Dani felt slapped in the face. The real Julia just stepped forward. “Not even thirty seconds ago, you were saying how could I have left and put you through…what? What did I put you through? You’re mad I’m back, not that I left. That’s the truth. Isn’t it?”
“Stop it, Dani.” Julia hissed. “You know what I meant.”
“Yeah,” She bit out. “What I just said. You’re mad I came back.”

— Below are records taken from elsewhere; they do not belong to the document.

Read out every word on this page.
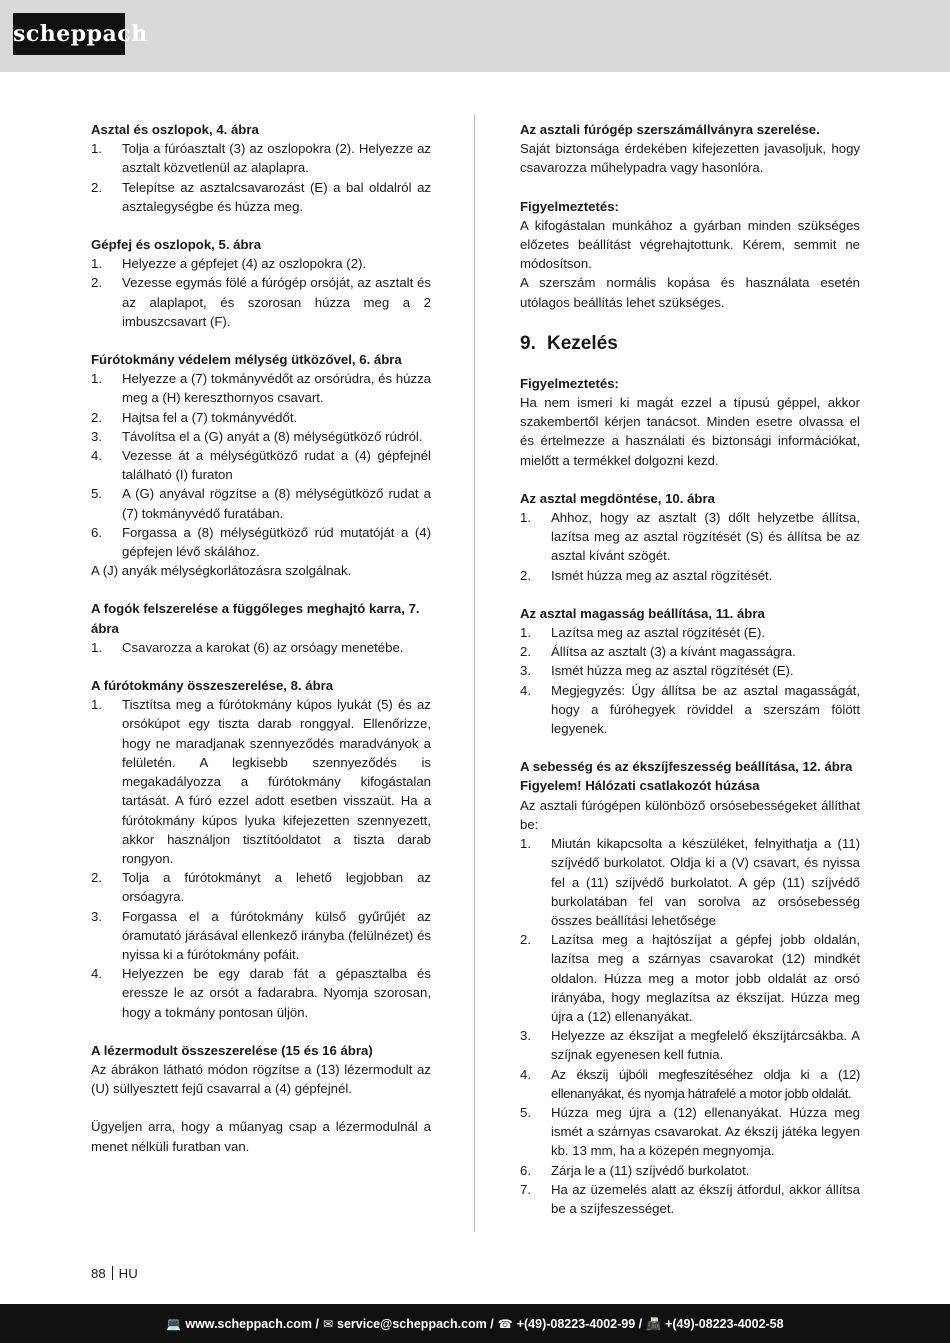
scheppach

Asztal és oszlopok, 4. ábra

1.	Tolja a fúróasztalt (3) az oszlopokra (2). Helyezze az asztalt közvetlenül az alaplapra.
2.	Telepítse az asztalcsavarozást (E) a bal oldalról az asztalegységbe és húzza meg.

Gépfej és oszlopok, 5. ábra

1.	Helyezze a gépfejet (4) az oszlopokra (2).
2.	Vezesse egymás fölé a fúrógép orsóját, az asztalt és az alaplapot, és szorosan húzza meg a 2 imbuszcsavart (F).

Fúrótokmány védelem mélység ütközővel, 6. ábra

1.	Helyezze a (7) tokmányvédőt az orsórúdra, és húzza meg a (H) kereszthornyos csavart.
2.	Hajtsa fel a (7) tokmányvédőt.
3.	Távolítsa el a (G) anyát a (8) mélységütköző rúdról.
4.	Vezesse át a mélységütköző rudat a (4) gépfejnél található (I) furaton
5.	A (G) anyával rögzítse a (8) mélységütköző rudat a (7) tokmányvédő furatában.
6.	Forgassa a (8) mélységütköző rúd mutatóját a (4) gépfejen lévő skálához.

A (J) anyák mélységkorlátozásra szolgálnak.

A fogók felszerelése a függőleges meghajtó karra, 7. ábra

1.	Csavarozza a karokat (6) az orsóagy menetébe.

A fúrótokmány összeszerelése, 8. ábra

1.	Tisztítsa meg a fúrótokmány kúpos lyukát (5) és az orsókúpot egy tiszta darab ronggyal. Ellenőrizze, hogy ne maradjanak szennyeződés maradványok a felületén. A legkisebb szennyeződés is megakadályozza a fúrótokmány kifogástalan tartását. A fúró ezzel adott esetben visszaüt. Ha a fúrótokmány kúpos lyuka kifejezetten szennyezett, akkor használjon tisztítóoldatot a tiszta darab rongyon.
2.	Tolja a fúrótokmányt a lehető legjobban az orsóagyra.
3.	Forgassa el a fúrótokmány külső gyűrűjét az óramutató járásával ellenkező irányba (felülnézet) és nyissa ki a fúrótokmány pofáit.
4.	Helyezzen be egy darab fát a gépasztalba és eressze le az orsót a fadarabra. Nyomja szorosan, hogy a tokmány pontosan üljön.

A lézermodult összeszerelése (15 és 16 ábra)

Az ábrákon látható módon rögzítse a (13) lézermodult az (U) süllyesztett fejű csavarral a (4) gépfejnél.

Ügyeljen arra, hogy a műanyag csap a lézermodulnál a menet nélküli furatban van.

Az asztali fúrógép szerszámállványra szerelése.

Saját biztonsága érdekében kifejezetten javasoljuk, hogy csavarozza műhelypadra vagy hasonlóra.

Figyelmeztetés:

A kifogástalan munkához a gyárban minden szükséges előzetes beállítást végrehajtottunk. Kérem, semmit ne módosítson.

A szerszám normális kopása és használata esetén utólagos beállítás lehet szükséges.

9. Kezelés

Figyelmeztetés:

Ha nem ismeri ki magát ezzel a típusú géppel, akkor szakembertől kérjen tanácsot. Minden esetre olvassa el és értelmezze a használati és biztonsági információkat, mielőtt a termékkel dolgozni kezd.

Az asztal megdöntése, 10. ábra

1.	Ahhoz, hogy az asztalt (3) dőlt helyzetbe állítsa, lazítsa meg az asztal rögzítését (S) és állítsa be az asztal kívánt szögét.
2.	Ismét húzza meg az asztal rögzítését.

Az asztal magasság beállítása, 11. ábra

1.	Lazítsa meg az asztal rögzítését (E).
2.	Állítsa az asztalt (3) a kívánt magasságra.
3.	Ismét húzza meg az asztal rögzítését (E).
4.	Megjegyzés: Úgy állítsa be az asztal magasságát, hogy a fúróhegyek röviddel a szerszám fölött legyenek.

A sebesség és az ékszíjfeszesség beállítása, 12. ábra

Figyelem! Hálózati csatlakozót húzása

Az asztali fúrógépen különböző orsósebességeket állíthat be:

1.	Miután kikapcsolta a készüléket, felnyithatja a (11) szíjvédő burkolatot. Oldja ki a (V) csavart, és nyissa fel a (11) szíjvédő burkolatot. A gép (11) szíjvédő burkolatában fel van sorolva az orsósebesség összes beállítási lehetősége
2.	Lazítsa meg a hajtószíjat a gépfej jobb oldalán, lazítsa meg a szárnyas csavarokat (12) mindkét oldalon. Húzza meg a motor jobb oldalát az orsó irányába, hogy meglazítsa az ékszíjat. Húzza meg újra a (12) ellenanyákat.
3.	Helyezze az ékszíjat a megfelelő ékszíjtárcsákba. A szíjnak egyenesen kell futnia.
4.	Az ékszíj újbóli megfeszítéséhez oldja ki a (12) ellenanyákat, és nyomja hátrafelé a motor jobb oldalát.
5.	Húzza meg újra a (12) ellenanyákat. Húzza meg ismét a szárnyas csavarokat. Az ékszíj játéka legyen kb. 13 mm, ha a közepén megnyomja.
6.	Zárja le a (11) szíjvédő burkolatot.
7.	Ha az üzemelés alatt az ékszíj átfordul, akkor állítsa be a szíjfeszességet.
88 HU
💻 www.scheppach.com / ✉ service@scheppach.com / ☎ +(49)-08223-4002-99 / 📠 +(49)-08223-4002-58
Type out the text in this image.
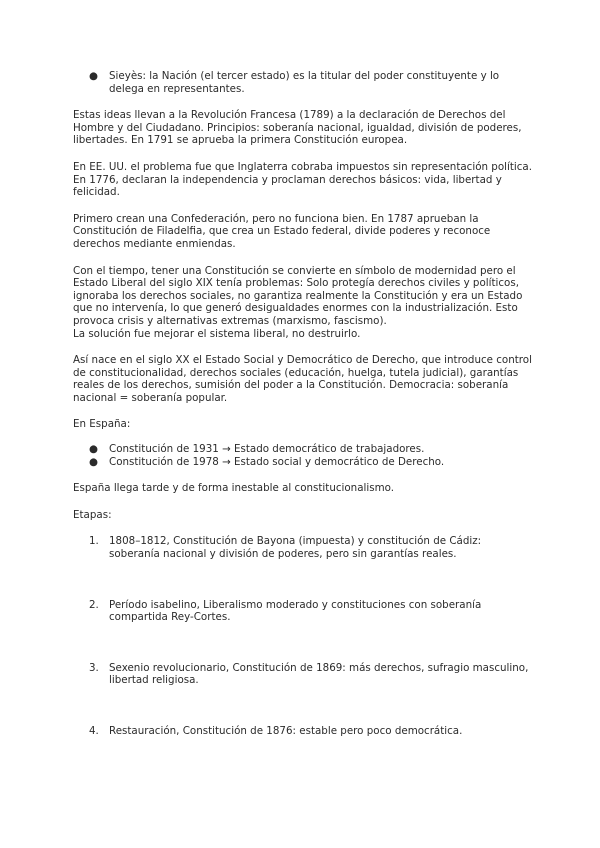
● Sieyès: la Nación (el tercer estado) es la titular del poder constituyente y lo delega en representantes.

Estas ideas llevan a la Revolución Francesa (1789) a la declaración de Derechos del Hombre y del Ciudadano. Principios: soberanía nacional, igualdad, división de poderes, libertades. En 1791 se aprueba la primera Constitución europea.

En EE. UU. el problema fue que Inglaterra cobraba impuestos sin representación política. En 1776, declaran la independencia y proclaman derechos básicos: vida, libertad y felicidad.

Primero crean una Confederación, pero no funciona bien. En 1787 aprueban la Constitución de Filadelfia, que crea un Estado federal, divide poderes y reconoce derechos mediante enmiendas.

Con el tiempo, tener una Constitución se convierte en símbolo de modernidad pero el Estado Liberal del siglo XIX tenía problemas: Solo protegía derechos civiles y políticos, ignoraba los derechos sociales, no garantiza realmente la Constitución y era un Estado que no intervenía, lo que generó desigualdades enormes con la industrialización. Esto provoca crisis y alternativas extremas (marxismo, fascismo).

La solución fue mejorar el sistema liberal, no destruirlo.

Así nace en el siglo XX el Estado Social y Democrático de Derecho, que introduce control de constitucionalidad, derechos sociales (educación, huelga, tutela judicial), garantías reales de los derechos, sumisión del poder a la Constitución. Democracia: soberanía nacional = soberanía popular.

En España:

● Constitución de 1931 → Estado democrático de trabajadores.

● Constitución de 1978 → Estado social y democrático de Derecho.

España llega tarde y de forma inestable al constitucionalismo.

Etapas:

1. 1808–1812, Constitución de Bayona (impuesta) y constitución de Cádiz: soberanía nacional y división de poderes, pero sin garantías reales.

2. Período isabelino, Liberalismo moderado y constituciones con soberanía compartida Rey-Cortes.

3. Sexenio revolucionario, Constitución de 1869: más derechos, sufragio masculino, libertad religiosa.

4. Restauración, Constitución de 1876: estable pero poco democrática.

“This isn’t your town anymore.”
This wasn’t her home.
“Jake’s mine.”
Not yours.
“Aunt Kathryn wants nothing to do with you.”
She never had.
Julia’s eyes were irate. Her skinny arms and hands pressed against her side. If she’d been a violent woman, Dani would’ve braced for a slap. She was wary, waiting for it, but Julia started crying again. She didn’t sniffle this time, or make a sound. The tears slid down and Julia didn’t react. Dani wondered if her sister even knew they were there. And in that moment, she felt farther away from her sister than when she’d been on the other side of the ocean.